In a ruling handed down last week by arbitrator Stephen Burbank, the NFL has been hit hard with a decision aimed directly at its pockets. The NFL Players Association recently announced that the league must fork over $120 million to the revenue pool the league and its players’ union share. The arbitrator found that the NFL had “mischaracterized” nearly $50 million of revenue a year that otherwise would have been paid to the players. The order comes after the Players Association discovered the issue in January 2016 during an ongoing league audit.
Naturally, the NFL was not quick to comment on the issue or to take responsibility for the hidden money, with one spokesperson describing the matter as nothing more than “a technical issue under the CBA involving the funding of stadium construction and renovation projects.” As per the terms of the current collective bargaining agreement between the NFL and its Players Association, the teams are allowed to exclude money from the revenue pool, albeit under limited circumstances such as the sale of personal seat licenses, premium seating sales, and deals with sponsors to name stadiums. These exclusions are to help fund financial renovations and construction of new stadium projects — moves that increase the amount of revenue the players share on the back-end. Without the exclusions, players are able to receive 40 percent of all local revenue, 45 percent of sponsorships, and 55 percent of money earned from media deals, among other things.

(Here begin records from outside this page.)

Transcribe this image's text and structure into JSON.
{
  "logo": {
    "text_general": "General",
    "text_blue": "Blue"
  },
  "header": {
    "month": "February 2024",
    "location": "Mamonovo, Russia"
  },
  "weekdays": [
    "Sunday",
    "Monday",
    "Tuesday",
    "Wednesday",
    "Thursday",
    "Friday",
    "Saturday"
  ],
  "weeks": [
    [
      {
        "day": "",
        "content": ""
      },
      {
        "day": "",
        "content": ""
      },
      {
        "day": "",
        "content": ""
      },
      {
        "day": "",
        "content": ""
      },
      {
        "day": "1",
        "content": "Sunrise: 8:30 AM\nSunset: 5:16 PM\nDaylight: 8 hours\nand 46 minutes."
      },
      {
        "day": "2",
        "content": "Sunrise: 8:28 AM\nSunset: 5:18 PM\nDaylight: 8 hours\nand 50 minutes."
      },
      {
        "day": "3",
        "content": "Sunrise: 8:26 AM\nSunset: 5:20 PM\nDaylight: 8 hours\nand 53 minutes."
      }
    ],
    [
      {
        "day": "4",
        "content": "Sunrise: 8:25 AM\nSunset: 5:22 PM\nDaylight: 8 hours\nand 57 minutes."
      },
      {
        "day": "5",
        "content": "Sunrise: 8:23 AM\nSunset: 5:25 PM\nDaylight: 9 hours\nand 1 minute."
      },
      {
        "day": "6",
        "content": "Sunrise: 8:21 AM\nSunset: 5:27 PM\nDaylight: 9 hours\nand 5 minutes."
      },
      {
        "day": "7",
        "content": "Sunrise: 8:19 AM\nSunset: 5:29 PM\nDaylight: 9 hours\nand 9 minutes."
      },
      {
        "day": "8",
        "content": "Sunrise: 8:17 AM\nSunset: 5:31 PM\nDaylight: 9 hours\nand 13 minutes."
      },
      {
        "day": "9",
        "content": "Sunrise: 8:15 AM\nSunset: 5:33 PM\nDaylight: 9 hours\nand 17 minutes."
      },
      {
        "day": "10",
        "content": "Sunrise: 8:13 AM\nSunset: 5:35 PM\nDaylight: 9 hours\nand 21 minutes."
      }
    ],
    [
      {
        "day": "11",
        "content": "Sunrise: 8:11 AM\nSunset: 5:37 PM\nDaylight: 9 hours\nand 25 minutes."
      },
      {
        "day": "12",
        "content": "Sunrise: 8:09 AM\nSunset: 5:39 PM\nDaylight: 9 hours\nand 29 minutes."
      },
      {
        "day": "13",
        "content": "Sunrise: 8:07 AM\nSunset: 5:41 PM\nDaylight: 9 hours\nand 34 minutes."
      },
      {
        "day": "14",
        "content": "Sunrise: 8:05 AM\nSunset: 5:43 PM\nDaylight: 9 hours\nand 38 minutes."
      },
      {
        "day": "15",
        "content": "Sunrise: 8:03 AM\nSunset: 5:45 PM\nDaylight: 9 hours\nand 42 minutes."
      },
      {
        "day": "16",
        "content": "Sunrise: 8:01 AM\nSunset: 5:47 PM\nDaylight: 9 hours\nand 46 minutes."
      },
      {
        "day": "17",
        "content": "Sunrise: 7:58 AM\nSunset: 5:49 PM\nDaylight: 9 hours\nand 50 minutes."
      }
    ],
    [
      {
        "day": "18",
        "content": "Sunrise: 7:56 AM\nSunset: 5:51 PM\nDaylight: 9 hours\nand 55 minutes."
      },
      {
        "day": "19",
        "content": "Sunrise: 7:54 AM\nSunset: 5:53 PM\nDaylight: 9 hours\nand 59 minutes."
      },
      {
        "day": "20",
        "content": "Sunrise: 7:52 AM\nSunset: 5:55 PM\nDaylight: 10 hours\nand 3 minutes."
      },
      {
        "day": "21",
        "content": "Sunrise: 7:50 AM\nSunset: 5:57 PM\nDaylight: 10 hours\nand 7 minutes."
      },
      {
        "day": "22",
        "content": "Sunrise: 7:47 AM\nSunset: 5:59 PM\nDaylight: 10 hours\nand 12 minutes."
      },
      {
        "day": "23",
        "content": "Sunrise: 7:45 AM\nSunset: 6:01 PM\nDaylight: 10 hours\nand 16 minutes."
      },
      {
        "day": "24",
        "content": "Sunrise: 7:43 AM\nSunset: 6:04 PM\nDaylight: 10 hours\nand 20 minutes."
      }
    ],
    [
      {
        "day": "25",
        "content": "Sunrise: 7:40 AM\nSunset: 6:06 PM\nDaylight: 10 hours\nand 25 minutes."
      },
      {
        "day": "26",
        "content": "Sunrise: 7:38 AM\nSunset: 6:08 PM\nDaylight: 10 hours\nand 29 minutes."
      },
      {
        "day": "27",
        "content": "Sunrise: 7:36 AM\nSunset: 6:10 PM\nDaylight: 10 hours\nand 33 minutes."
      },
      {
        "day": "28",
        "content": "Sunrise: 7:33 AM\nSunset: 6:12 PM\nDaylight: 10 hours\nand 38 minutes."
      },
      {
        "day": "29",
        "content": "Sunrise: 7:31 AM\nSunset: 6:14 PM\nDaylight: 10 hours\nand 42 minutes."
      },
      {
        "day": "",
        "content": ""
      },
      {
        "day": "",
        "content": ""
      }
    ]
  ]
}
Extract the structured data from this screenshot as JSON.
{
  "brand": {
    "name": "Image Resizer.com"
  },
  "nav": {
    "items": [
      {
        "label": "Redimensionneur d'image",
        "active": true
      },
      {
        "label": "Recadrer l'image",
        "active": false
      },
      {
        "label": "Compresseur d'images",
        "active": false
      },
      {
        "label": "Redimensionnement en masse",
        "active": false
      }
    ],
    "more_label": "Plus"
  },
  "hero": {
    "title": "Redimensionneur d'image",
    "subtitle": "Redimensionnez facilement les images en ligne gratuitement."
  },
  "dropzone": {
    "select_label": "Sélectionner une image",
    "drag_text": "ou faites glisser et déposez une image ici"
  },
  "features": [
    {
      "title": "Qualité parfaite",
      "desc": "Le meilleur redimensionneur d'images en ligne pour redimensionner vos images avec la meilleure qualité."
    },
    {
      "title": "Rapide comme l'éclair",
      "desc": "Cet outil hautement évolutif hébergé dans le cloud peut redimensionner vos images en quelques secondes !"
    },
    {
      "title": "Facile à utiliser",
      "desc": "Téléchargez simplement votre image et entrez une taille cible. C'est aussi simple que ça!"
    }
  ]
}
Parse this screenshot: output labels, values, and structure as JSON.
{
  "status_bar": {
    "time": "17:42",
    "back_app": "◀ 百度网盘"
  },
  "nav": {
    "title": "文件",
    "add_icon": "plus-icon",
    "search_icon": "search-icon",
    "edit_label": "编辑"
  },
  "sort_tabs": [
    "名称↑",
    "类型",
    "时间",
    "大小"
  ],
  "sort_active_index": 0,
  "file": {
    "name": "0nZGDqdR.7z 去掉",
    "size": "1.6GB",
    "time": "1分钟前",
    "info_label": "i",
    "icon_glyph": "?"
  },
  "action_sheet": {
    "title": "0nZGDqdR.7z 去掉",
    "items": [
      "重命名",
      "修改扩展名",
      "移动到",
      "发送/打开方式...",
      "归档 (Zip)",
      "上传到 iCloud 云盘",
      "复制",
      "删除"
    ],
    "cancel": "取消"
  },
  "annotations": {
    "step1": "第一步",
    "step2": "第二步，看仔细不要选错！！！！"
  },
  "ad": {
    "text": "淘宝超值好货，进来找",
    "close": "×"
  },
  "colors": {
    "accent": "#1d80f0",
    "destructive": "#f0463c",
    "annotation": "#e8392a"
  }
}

According to the NFLPA, it was found that the league created another exclusion category not present in the CBA. This money the NFL kept without players’ knowledge, the arbitrator found, and so it needed to be returned and shared with the players on basic contract principles. The NFLPA believes the returned money will have a direct effect on the upcoming football season, calculating an increase to the salary cap by roughly $1.5 million per team.